The hard work has paid off as Ratkovic, now 76, heads to the National Senior Games in June after placing in three breast stroke categories in the Florida Senior Games in December.
“I feel I’m just as good or even faster after the stroke than I was before,” said Ratkovic, who has been swimming competitively for six years. “I was determined that I wanted to compete again and I wanted to be better.”
Dr. Hanel said he’s amazed to see Ratkovic’s transformation since the stroke left him unable to express himself.
“Now he is an inspiration to others to exercise and to be healthy,” Dr. Hanel said. Unfortunately, unlike Ratkovic, about 80 percent of people who have a stroke don’t seek care in time, which reduces their chances of recovery.
“As soon as you recognize symptoms, call 911. Don’t wait to see if the symptoms will go away,” said Wendy Camp, ARNP, MSN, director of the Stroke and Cerebrovascular Program at Baptist Health. “The longer you wait, the more tissue is damaged and the chances of a good recovery can be diminished.”
A lifeguard in his 20s and a lifelong runner, Ratkovic swam competitively in the 2013 regionals, state and nationals. He was anxious to get out of the hospital and back in the pool.
He started working out in the gym about 45 days after the stroke while learning how to pronounce his words again. He returned to competitive swimming about a year later. He now trains four to five days a week in public pools and the YMCA in St. Augustine.

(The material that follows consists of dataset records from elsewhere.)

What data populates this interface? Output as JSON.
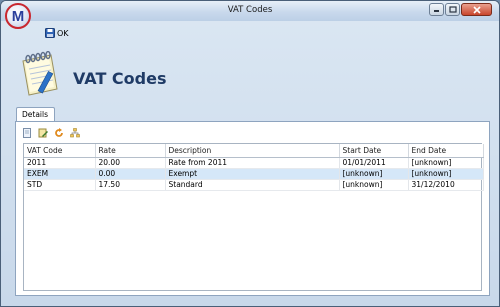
{
  "window": {
    "title": "VAT Codes"
  },
  "app_logo": {
    "letter": "M"
  },
  "toolbar": {
    "ok_label": "OK"
  },
  "header": {
    "title": "VAT Codes"
  },
  "tabs": [
    {
      "label": "Details"
    }
  ],
  "grid": {
    "columns": [
      "VAT Code",
      "Rate",
      "Description",
      "Start Date",
      "End Date"
    ],
    "rows": [
      {
        "code": "2011",
        "rate": "20.00",
        "description": "Rate from 2011",
        "start": "01/01/2011",
        "end": "[unknown]"
      },
      {
        "code": "EXEM",
        "rate": "0.00",
        "description": "Exempt",
        "start": "[unknown]",
        "end": "[unknown]"
      },
      {
        "code": "STD",
        "rate": "17.50",
        "description": "Standard",
        "start": "[unknown]",
        "end": "31/12/2010"
      }
    ],
    "selected_row": 1
  },
  "colors": {
    "title_color": "#1f3b66",
    "selected_row": "#d5e7f8"
  }
}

“I just like competition. If you can’t compete, what will you do, be a couch potato?” he laughed. “Dr. Hanel told me after the surgery that I could be just like I was and even better. I told him I felt the same way. I didn’t want to feel sorry for myself.”

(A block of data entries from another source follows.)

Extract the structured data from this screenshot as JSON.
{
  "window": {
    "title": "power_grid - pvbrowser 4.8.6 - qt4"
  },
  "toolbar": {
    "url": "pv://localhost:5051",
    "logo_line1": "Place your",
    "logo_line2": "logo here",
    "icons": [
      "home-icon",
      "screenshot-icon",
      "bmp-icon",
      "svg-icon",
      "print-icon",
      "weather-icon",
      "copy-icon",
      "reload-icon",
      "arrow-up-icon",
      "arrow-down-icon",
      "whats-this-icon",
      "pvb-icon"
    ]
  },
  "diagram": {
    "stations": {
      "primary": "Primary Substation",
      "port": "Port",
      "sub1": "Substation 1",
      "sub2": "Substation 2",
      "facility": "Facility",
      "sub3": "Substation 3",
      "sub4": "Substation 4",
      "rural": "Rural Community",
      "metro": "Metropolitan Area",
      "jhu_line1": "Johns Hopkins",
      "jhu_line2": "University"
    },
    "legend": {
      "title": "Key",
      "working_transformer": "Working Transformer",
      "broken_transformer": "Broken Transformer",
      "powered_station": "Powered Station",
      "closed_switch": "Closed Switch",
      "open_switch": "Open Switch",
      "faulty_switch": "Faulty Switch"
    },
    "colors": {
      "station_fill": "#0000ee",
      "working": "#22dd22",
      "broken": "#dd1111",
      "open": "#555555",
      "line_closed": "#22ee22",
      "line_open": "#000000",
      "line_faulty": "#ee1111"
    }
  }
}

He tells his competitors, “If you want to beat me, you better get ready. I’ll shake your hand and make you dinner, but when we get next to each other, I want to beat you. That’s just the way I am.”
Ratkovic admits his vocabulary is still not like it was before the stroke, but he’s not embarrassed and he’s thankful his wife took quick action. When he speaks before his condo association, he tells them he may fumble some words, but not to worry about it.
“I’m not going to hide from it or be concerned about it. I just want to keep pushing forward,” he said. Now part of his mission is to encourage others who have had a stroke not to give up. “If I can help people realize they can go back to where they were and maybe even better, it’s all worth it,” he said. “If just maybe one or 50 or 1,000 people said I can do that, then that is good enough.”